The UN has warned that 16 million people in Yemen – or about half the population – could face severe food insecurity. Tens of thousands of people already live in famine-like conditions, in what aid organizations call the world’s worst humanitarian crisis. About 400,000 children need immediate help to save their lives from deadly malnutrition. Worsening fuel shortages could plunge millions more into deep poverty.

Since the outbreak of the civil war in Yemen six years ago, UN-led relief efforts have been chronically underfunded. This year’s global fundraising campaign also fell short – more than in previous years – as aid dollars shrink due to the coronavirus pandemic.

A pledge conference last month brought together just over half of the international community of what was needed to continue food relief operations for the coming year.

Already the poorest country in the Arab world, Yemen has been at war since 2014 when the Houthis descended from their northern enclave and took over Sana’a, forcing the internationally recognized government to flee. In the spring of 2015, a US-backed Saudi-led coalition launched a destructive air campaign to dislodge the Houthis while imposing a land, sea and air embargo on Yemen.

Throughout the conflict, humanitarian organizations have faced obstacles in obtaining aid to those who need it most, particularly in Houthi-controlled areas; obstruction, mistrust and fighting have played a role.

Beasley said his organization has made gains on these fronts, particularly in access to and accountability to Houthi authorities, and now the obstacle is simply a lack of funding.

“We have turned a corner with the Houthis … in terms of cooperation, cooperation,” he said.

He praised a new program that authenticates recipients of a cash utility through a biometric system to make sure it goes to the right people.

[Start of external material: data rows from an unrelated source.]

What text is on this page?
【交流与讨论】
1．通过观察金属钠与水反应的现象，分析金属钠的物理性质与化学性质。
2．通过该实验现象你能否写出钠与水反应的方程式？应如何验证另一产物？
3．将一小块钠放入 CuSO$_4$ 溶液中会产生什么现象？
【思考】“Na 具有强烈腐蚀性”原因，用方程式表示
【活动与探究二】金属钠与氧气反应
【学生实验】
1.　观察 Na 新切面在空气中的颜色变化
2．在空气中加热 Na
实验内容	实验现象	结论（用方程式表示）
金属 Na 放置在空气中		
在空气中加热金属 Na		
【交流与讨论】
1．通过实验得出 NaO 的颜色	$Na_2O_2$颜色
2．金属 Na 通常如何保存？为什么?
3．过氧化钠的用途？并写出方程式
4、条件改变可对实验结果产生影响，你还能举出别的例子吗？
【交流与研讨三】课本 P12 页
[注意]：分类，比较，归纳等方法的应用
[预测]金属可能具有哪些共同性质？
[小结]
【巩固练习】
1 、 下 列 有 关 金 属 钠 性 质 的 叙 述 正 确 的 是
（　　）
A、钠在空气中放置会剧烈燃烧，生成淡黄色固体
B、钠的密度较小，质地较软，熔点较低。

It’s a scheme the organization wants to scale up if they can get more funding.

It remains unclear where more money can come from. Beasley predicted more disasters in 2021 if world leaders did not prioritize helping the most vulnerable countries, including Yemen, Afghanistan, the Democratic Republic of the Congo and Syria.

“Around May, June, July, if we haven’t put huge amounts of money into these places, you’re going to have mass starvation, mass destabilization and mass migration,” he said.

One source of funding for Yemen could be a new anonymous aid fund. Beasley confirmed media reports about the Famine Relief Fund, founded by wealthy private donors, and said some of them could be from the United States and the Gulf. He said the WFP was already in talks with the fund. He didn’t want to elaborate.

Earlier this month, the aid industry-focused publication The New Humanitarian reported on the rise of the Famine Relief Fund, founded by anonymous donors to help tackle the crisis in Yemen, and wrote that it was already in talks with UN agencies and other relief groups.

Beasley said he has already reached out to the world’s billionaires to contribute them in some way. So far, the only provision that came with the money from the new anonymous fund would be that it goes to those who are teetering on the brink of famine, he said.

“My God, I’m going to take every dollar I can get from around the world to save a child’s life now,” he said.

Beasley reiterated calls for the war to be stopped, although the situation on the ground in Yemen is poised for another escalation as Houthi and the government compete for the oil-producing province of Marib. Fighting there has displaced 15,000 people in the past month, many of whom had already fled conflict in other areas, the UN migration agency said.